Gemeinderat,
11. Sitzung vom 01.2.2002, Wörtliches Protokoll - Seite 90 von 94
Meine sehr verehrten Damen und Herren!
Wenn sich die Herrschaften von der ÖVP schon
aufregen, bevor ich rede, wie wird das erst, wenn ich jetzt etwas zur
Sir-Karl-Popper-Schule sage? (GR Gerhard Pfeiffer:
Es kann nur besser werden! - GR Dr Matthias Tschirf: Ja, es kann nur besser
werden!) Ich habe noch gar nicht angefangen.

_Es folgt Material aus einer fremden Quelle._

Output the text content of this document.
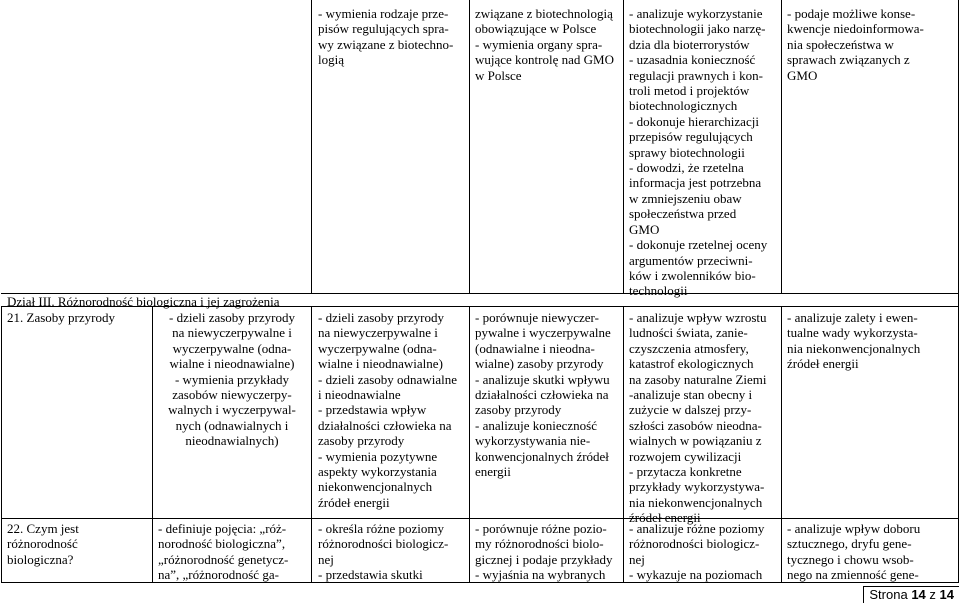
- wymienia rodzaje prze-
pisów regulujących spra-
wy związane z biotechno-
logią
związane z biotechnologią
obowiązujące w Polsce
- wymienia organy spra-
wujące kontrolę nad GMO
w Polsce
- analizuje wykorzystanie
biotechnologii jako narzę-
dzia dla bioterrorystów
- uzasadnia konieczność
regulacji prawnych i kon-
troli metod i projektów
biotechnologicznych
- dokonuje hierarchizacji
przepisów regulujących
sprawy biotechnologii
- dowodzi, że rzetelna
informacja jest potrzebna
w zmniejszeniu obaw
społeczeństwa przed
GMO
- dokonuje rzetelnej oceny
argumentów przeciwni-
ków i zwolenników bio-
technologii
- podaje możliwe konse-
kwencje niedoinformowa-
nia społeczeństwa w
sprawach związanych z
GMO
Dział III. Różnorodność biologiczna i jej zagrożenia
21. Zasoby przyrody	- dzieli zasoby przyrody
na niewyczerpywalne i
wyczerpywalne (odna-
wialne i nieodnawialne)
- wymienia przykłady
zasobów niewyczerpy-
walnych i wyczerpywal-
nych (odnawialnych i
nieodnawialnych)
- dzieli zasoby przyrody
na niewyczerpywalne i
wyczerpywalne (odna-
wialne i nieodnawialne)
- dzieli zasoby odnawialne
i nieodnawialne
- przedstawia wpływ
działalności człowieka na
zasoby przyrody
- wymienia pozytywne
aspekty wykorzystania
niekonwencjonalnych
źródeł energii
- porównuje niewyczer-
pywalne i wyczerpywalne
(odnawialne i nieodna-
wialne) zasoby przyrody
- analizuje skutki wpływu
działalności człowieka na
zasoby przyrody
- analizuje konieczność
wykorzystywania nie-
konwencjonalnych źródeł
energii
- analizuje wpływ wzrostu
ludności świata, zanie-
czyszczenia atmosfery,
katastrof ekologicznych
na zasoby naturalne Ziemi
-analizuje stan obecny i
zużycie w dalszej przy-
szłości zasobów nieodna-
wialnych w powiązaniu z
rozwojem cywilizacji
- przytacza konkretne
przykłady wykorzystywa-
nia niekonwencjonalnych
źródeł energii
- analizuje zalety i ewen-
tualne wady wykorzysta-
nia niekonwencjonalnych
źródeł energii
22. Czym jest
różnorodność
biologiczna?
- definiuje pojęcia: „róż-
norodność biologiczna”,
„różnorodność genetycz-
na”, „różnorodność ga-
- określa różne poziomy
różnorodności biologicz-
nej
- przedstawia skutki
- porównuje różne pozio-
my różnorodności biolo-
gicznej i podaje przykłady
- wyjaśnia na wybranych
- analizuje różne poziomy
różnorodności biologicz-
nej
- wykazuje na poziomach
- analizuje wpływ doboru
sztucznego, dryfu gene-
tycznego i chowu wsob-
nego na zmienność gene-
Strona 14 z 14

Sie brauchen noch nicht im
Chor herauszuschreien!
Ich will es nur kurz machen. Also, die GRÜNEN haben
im Kollegium des Stadtschulrats gegen die Sir-Karl-Popper-Schule gestimmt. Es
wäre ja ein bisschen absurd, würden wir sagen, wir sind gegen die
Sir-Karl-Popper-Schule, aber ein Sekretariat sollen sie schon bekommen. Also,
allein das ist ja Grund genug, das abzulehnen.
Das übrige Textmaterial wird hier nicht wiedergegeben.